Impermeable a influencias cuarteleras, escribe La edad de la razón y declara: «Le estoy dando vueltas a una idea central que por fin me permitirá suprimir el inconsciente, conciliar Heidegger con Husserl y comprender mi historicidad». Obstinado en el ejercicio literario, cuenta el vuelo de un bombardero alemán como si presenciara una película de Spielberg. Nunca parece asustado, ni siquiera cuando cae prisionero. Empieza a escribir entonces El ser y la nada. Sólo le preocupa el retraso en los permisos o la no llegada de los libros que ha pedido a Simone. Lecturas clásicas -Shakespeare, Cervantes- y las novedades editoriales francesas.
Jean Paul Sartre y Simone de Beauvoir hicieron de dos personas una. «Usted es yo mismo», indicó Sartre. «Eramos uno solo» explicó Beauvoir. «Existe una relación en profundidad —comenta Sarte— que en algunos momentos llega casi a crear una individualidad, un nosotros que no es el tú y yo, que es verdaderamente el «nosotros». «Logré ese nosotros con Beauvoir durante toda mi vida». Dos seres iguales y transparentes habían emprendido un proceso de ósmosis, como definió con sencillez Simone de Beauvoir.
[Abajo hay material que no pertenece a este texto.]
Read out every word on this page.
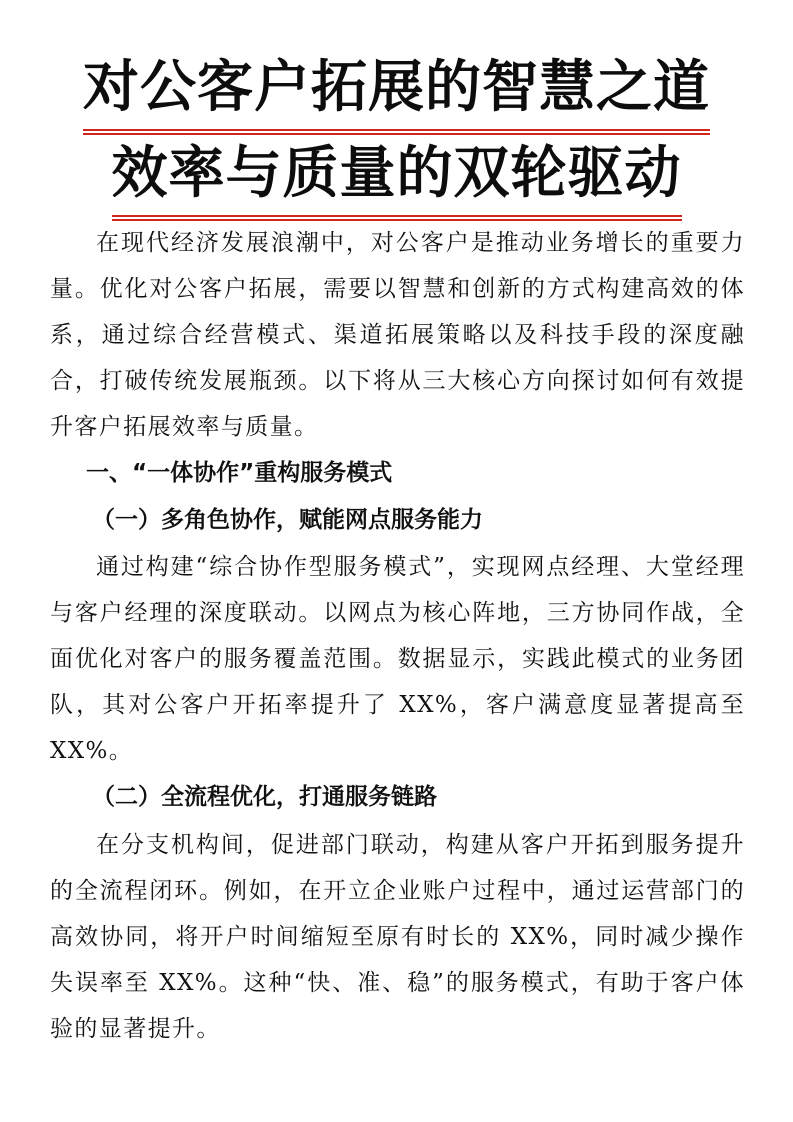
对公客户拓展的智慧之道
效率与质量的双轮驱动

在现代经济发展浪潮中，对公客户是推动业务增长的重要力量。优化对公客户拓展，需要以智慧和创新的方式构建高效的体系，通过综合经营模式、渠道拓展策略以及科技手段的深度融合，打破传统发展瓶颈。以下将从三大核心方向探讨如何有效提升客户拓展效率与质量。

一、“一体协作”重构服务模式
（一）多角色协作，赋能网点服务能力

通过构建“综合协作型服务模式”，实现网点经理、大堂经理与客户经理的深度联动。以网点为核心阵地，三方协同作战，全面优化对客户的服务覆盖范围。数据显示，实践此模式的业务团队，其对公客户开拓率提升了 XX%，客户满意度显著提高至 XX%。

（二）全流程优化，打通服务链路

在分支机构间，促进部门联动，构建从客户开拓到服务提升的全流程闭环。例如，在开立企业账户过程中，通过运营部门的高效协同，将开户时间缩短至原有时长的 XX%，同时减少操作失误率至 XX%。这种“快、准、稳”的服务模式，有助于客户体验的显著提升。
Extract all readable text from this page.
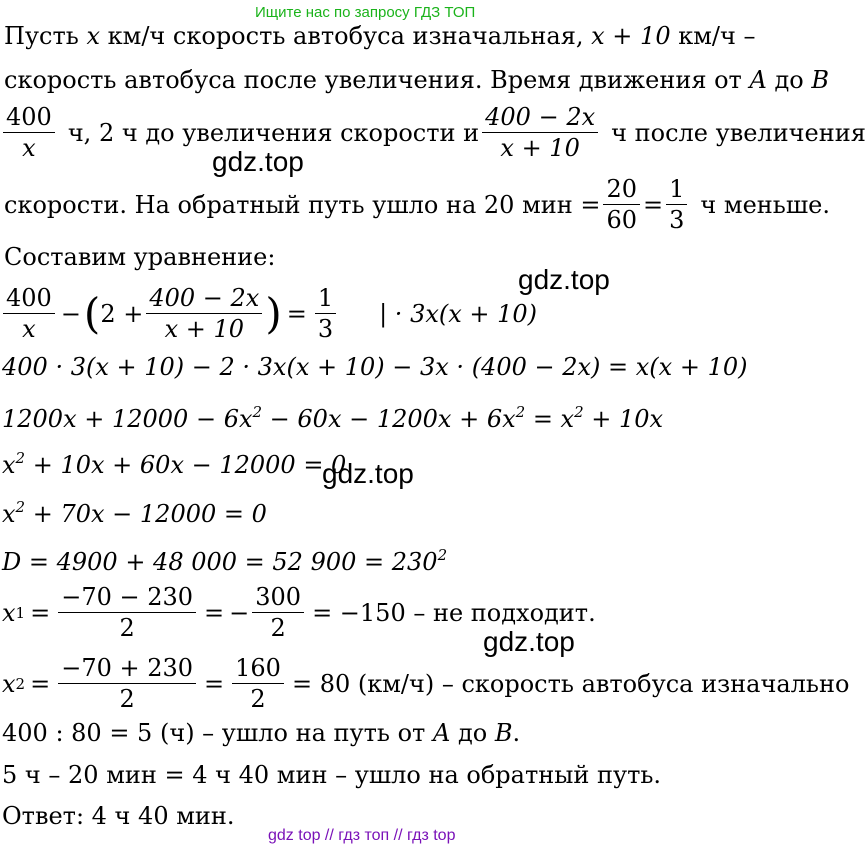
Ищите нас по запросу ГДЗ ТОП
Пусть x км/ч скорость автобуса изначальная, x + 10 км/ч –
скорость автобуса после увеличения. Время движения от A до B
$\frac{400}{x} ч$, 2 ч до увеличения скорости и $\frac{400 - 2x}{x + 10}$ ч после увеличения
gdz.top
скорости. На обратный путь ушло на 20 мин = $\frac{20}{60} = \frac{1}{3}$ ч меньше.
Составим уравнение:
gdz.top
$\frac{400}{x}$ − ( $2 + \frac{400 - 2x}{x + 10}$ ) = $\frac{1}{3}$ | · 3x(x + 10)
400 · 3(x + 10) − 2 · 3x(x + 10) − 3x · (400 − 2x) = x(x + 10)
$1200x + 12000 - 6x^2 - 60x - 1200x + 6x^2 = x^2 + 10x$
$x^2 + 10x + 60x - 12000 = 0$
gdz.top
$x^2 + 70x - 12000 = 0$
D = 4900 + 48 000 = 52 $900 = 230^2$
x $1 = \frac{-70 - 230}{2}$ = − $\frac{300}{2} = -150$ – не подходит.
gdz.top
x $2 = \frac{-70 + 230}{2} = \frac{160}{2} = 80$ (км/ч) – скорость автобуса изначально
400 : 80 = 5 (ч) – ушло на путь от A до B.
5 ч – 20 мин = 4 ч 40 мин – ушло на обратный путь.
Ответ: 4 ч 40 мин.
gdz top // гдз топ // гдз top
Nunca se pelearon más que por cosas fútiles. «En más de treinta años, sólo dormimos una noche desunidos» escribió Beauvoir en La fuerza de las cosas. Una conversación inacabada fue su relación. Un amigo, Boost, que comía con frecuencia con la pareja, oía a veces a través de la puerta de la habitación donde estaban Sartre y Simone unas «broncas salvajes». Boost se marchaba a dar una vuelta y cuando regresaba había cesado la discusión. Sartre y Simone continuaban el discurso.
Rompiendo las convenciones, no precisaron la gracia del sacramento matrimonial ni la creación de intereses burgueses para seguir unidos. No alteró su fidelidad sustancial la presencia de otros amores. No modificó su relación el éxito literario. Resistieron compenetrados la fama, la adversidad, los premios. «El jurado ha puesto por las nubes a un sepulturero de Occidente», dijo de Sartre Gabriel Marcel cuando le concedieron el Nobel que, nada más enterarse, rechazó. «Hemos alcanzado literalmente los límites de la abyección» exclamó François Mauriac cuando Beauvoir publicó el primer tomo de «El segundo sexo».
Tampoco los desunió la evolución ideológica respectiva. Mucho menos la enfermedad. Ya al final de su vida, aquel muchacho revoltoso y desaseado que no se recató en contar detalladamente a Simone cómo desfloró a una amiguita, perdió la vista. Era el fin del mundo para Sartre, incapaz ya de leer y escribir. Simone, entonces, le ofreció día a día sus propias fuerzas, su propia salud. Infatigablemente le cuidó y, olvidándose de sus tareas, se dedicó a grabar lo que él quería decir.
Era un acto de fraternidad químicamente puro que sólo podía disolver la desaparición de la vida. El 15 de abril de 1980, en una cama de hospital, Sartre, agonizante, tomó la muñeca de Simone de Beauvoir y le dijo sin abrir los ojos: «Te quiero mucho, mi pequeño Castor.» Le ofreció los labios y ella lo besó. Cuando murió, esa misma noche, Simone advirtió la presencia de un huésped imprevisto: la soledad. Jamás la había experimentado desde que el autor de La naúsea, el depravado Sartre le escribiera con el pudor característico de los estigmatizados por la literatura. «Tengo una solapada necesidad de usted».